Condamné à la prison pour avoir tenté de tuer un bébé et sa compagne à Mirandela

L’arrêt de jugement, consulté aujourd’hui, a prononcé une peine de 12 ans pour la tentative de meurtre d’un enfant, alors âgé de sept mois, et de neuf ans pour avoir tenté de tuer la mère du bébé, âgée de 19 ans, avec laquelle l’accusé entretenait une relation.

 

En cumul juridique, la peine infligée est de 16 ans de prison effective, l’accusé ayant été acquitté des accusations de violence domestique et de menace aggravée, ainsi que de tentative de meurtre qualifié.

La mère de l’enfant, également accusée dans ce procès, a été condamnée à deux ans et six mois de prison, peine suspendue pour trois ans avec mise à l’épreuve, pour violence domestique.

La femme devra suivre des programmes de prévention de la violence domestique, crime pour lequel elle a été jugée, sous forme aggravée. Elle devra également verser une indemnisation de 4.000 euros.

En termes de dédommagements, le collectif de juges a décidé que l’accusé sera tenu de payer un total de 89.300 euros, la plus grande part allant à l’enfant, désormais âgé de 2 ans et confié aux soins de son père biologique.

Les faits remontent à l’aube du 23 novembre 2023, dans une maison située à Vila Novas das Patas, dans la municipalité de Mirandela, district de Bragança.

Il est précisé dans l’acte d’accusation émis par le ministère public que « à plusieurs occasions, [les accusés] ont fumé de la cocaïne en présence du bébé de l’accusée. Et qu’après une nouvelle dispute, tenant l’enfant dans ses bras, l’accusée l’a jeté sur le lit ».

Le beau-père souffre d’une maladie psychiatrique, a détaillé le ministère public.

À l’été 2023, les accusés ont entamé une relation amoureuse et ont commencé à vivre en union de fait, le bébé vivant avec eux.

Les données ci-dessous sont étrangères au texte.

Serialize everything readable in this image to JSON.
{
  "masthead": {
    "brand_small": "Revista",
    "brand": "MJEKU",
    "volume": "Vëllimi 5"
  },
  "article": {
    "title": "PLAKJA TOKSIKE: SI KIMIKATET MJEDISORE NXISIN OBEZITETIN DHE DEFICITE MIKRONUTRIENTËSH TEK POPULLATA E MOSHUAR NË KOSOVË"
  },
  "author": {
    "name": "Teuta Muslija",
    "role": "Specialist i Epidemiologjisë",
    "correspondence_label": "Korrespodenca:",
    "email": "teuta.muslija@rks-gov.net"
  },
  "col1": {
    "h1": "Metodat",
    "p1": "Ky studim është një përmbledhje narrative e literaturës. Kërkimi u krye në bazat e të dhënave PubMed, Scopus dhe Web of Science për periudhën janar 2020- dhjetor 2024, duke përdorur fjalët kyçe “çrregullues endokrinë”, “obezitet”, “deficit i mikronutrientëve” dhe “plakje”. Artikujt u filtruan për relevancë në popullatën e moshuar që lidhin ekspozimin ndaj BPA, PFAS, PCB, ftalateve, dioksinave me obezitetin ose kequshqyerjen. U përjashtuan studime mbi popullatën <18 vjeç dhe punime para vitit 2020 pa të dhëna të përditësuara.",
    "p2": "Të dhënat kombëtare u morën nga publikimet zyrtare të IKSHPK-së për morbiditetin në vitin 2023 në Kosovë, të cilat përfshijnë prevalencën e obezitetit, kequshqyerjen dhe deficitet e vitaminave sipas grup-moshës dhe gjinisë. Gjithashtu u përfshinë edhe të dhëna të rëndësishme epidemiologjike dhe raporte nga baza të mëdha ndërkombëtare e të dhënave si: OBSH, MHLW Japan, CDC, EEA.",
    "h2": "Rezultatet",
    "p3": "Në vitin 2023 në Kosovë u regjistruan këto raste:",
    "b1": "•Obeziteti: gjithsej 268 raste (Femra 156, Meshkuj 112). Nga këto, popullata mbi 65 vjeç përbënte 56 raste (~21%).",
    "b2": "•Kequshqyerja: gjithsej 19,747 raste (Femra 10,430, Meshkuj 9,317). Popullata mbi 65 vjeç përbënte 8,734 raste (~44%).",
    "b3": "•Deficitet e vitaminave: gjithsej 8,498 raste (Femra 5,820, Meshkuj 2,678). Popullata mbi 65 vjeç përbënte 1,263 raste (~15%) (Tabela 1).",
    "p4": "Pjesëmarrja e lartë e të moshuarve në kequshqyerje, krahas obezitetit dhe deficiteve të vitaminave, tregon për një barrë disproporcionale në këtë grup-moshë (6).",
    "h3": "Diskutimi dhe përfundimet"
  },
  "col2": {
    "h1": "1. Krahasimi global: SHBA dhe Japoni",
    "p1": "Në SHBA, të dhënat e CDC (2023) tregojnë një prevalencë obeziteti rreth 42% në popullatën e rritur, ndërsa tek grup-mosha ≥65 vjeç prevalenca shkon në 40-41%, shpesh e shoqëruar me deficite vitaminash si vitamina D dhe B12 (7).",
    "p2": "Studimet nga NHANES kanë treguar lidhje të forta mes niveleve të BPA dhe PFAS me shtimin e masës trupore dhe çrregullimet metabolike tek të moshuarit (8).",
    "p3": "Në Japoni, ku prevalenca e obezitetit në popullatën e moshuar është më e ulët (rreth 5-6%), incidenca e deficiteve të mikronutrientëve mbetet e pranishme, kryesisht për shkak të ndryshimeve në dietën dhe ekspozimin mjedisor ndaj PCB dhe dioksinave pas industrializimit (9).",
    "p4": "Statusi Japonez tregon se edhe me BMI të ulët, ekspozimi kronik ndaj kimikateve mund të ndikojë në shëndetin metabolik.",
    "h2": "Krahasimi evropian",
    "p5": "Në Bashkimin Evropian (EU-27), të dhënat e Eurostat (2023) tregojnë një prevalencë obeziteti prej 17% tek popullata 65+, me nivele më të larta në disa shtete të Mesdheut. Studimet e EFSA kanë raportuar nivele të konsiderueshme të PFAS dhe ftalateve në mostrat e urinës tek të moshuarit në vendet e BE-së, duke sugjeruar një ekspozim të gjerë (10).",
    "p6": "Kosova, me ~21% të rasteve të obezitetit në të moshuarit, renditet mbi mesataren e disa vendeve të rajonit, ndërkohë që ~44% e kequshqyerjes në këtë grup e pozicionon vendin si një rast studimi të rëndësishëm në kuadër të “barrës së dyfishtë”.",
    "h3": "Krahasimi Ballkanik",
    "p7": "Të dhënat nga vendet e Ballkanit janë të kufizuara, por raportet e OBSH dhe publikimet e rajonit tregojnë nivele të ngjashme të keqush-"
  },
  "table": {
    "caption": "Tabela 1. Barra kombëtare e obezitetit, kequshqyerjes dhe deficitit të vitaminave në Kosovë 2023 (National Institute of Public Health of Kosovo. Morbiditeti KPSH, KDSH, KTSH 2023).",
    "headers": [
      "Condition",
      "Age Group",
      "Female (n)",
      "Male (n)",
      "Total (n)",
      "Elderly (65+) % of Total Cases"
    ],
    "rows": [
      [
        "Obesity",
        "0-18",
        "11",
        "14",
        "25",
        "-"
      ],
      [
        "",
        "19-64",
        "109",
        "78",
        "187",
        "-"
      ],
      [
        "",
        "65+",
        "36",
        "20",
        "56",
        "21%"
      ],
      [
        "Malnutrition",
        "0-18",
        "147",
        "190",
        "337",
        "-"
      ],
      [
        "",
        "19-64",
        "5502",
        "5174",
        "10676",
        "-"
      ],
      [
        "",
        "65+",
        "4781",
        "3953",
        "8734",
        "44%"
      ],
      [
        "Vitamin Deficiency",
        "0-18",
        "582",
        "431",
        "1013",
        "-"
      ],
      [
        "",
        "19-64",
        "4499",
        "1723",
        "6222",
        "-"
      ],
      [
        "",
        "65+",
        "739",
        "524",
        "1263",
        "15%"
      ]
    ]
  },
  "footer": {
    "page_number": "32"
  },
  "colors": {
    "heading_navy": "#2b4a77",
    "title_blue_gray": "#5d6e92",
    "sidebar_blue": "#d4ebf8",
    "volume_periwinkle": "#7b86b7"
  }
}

Ainsi, selon le ministère public, à la date des crimes, les accusés ont fumé du crack en présence du bébé « jusqu’à ce que le soir, après une dispute entre le couple, l’accusé, brandissant un canif utilisé pour couper la pierre de crack, ait donné plusieurs coups atteignant sa compagne (accusée) dans la région abdominale ».

Ensuite, l’accusé « a pris le bébé et en utilisant le canif, lui a donné plusieurs coups qui l’ont atteint à l’abdomen et au dos, provoquant plusieurs perforations nécessitant son transport d’urgence par hélicoptère à l’hôpital ».

La mère de l’accusé, réalisant la situation, a tenté d’intervenir, son fils l’ayant menacée de mort.

Avec la Garde nationale républicaine (GNR) sur les lieux, « l’accusé a lancé le bébé contre un matelas qui se trouvait sur le sol », a encore décrit le ministère public dans l’acte d’accusation émis en mai de l’année dernière.

« L’accusé a agi dans l’intention de tuer sa compagne (accusée) et son fils, n’ayant échoué que pour des raisons indépendantes de sa volonté », tel était la conviction exprimée par cette autorité.

L’accusé a été en détention préventive durant tout le procès et continuera d’être privé de liberté jusqu’à ce que le jugement devienne définitif.

La mère de l’enfant devra maintenir un engagement de présidence et résidence (TIR) jusqu’à l’extinction de sa peine.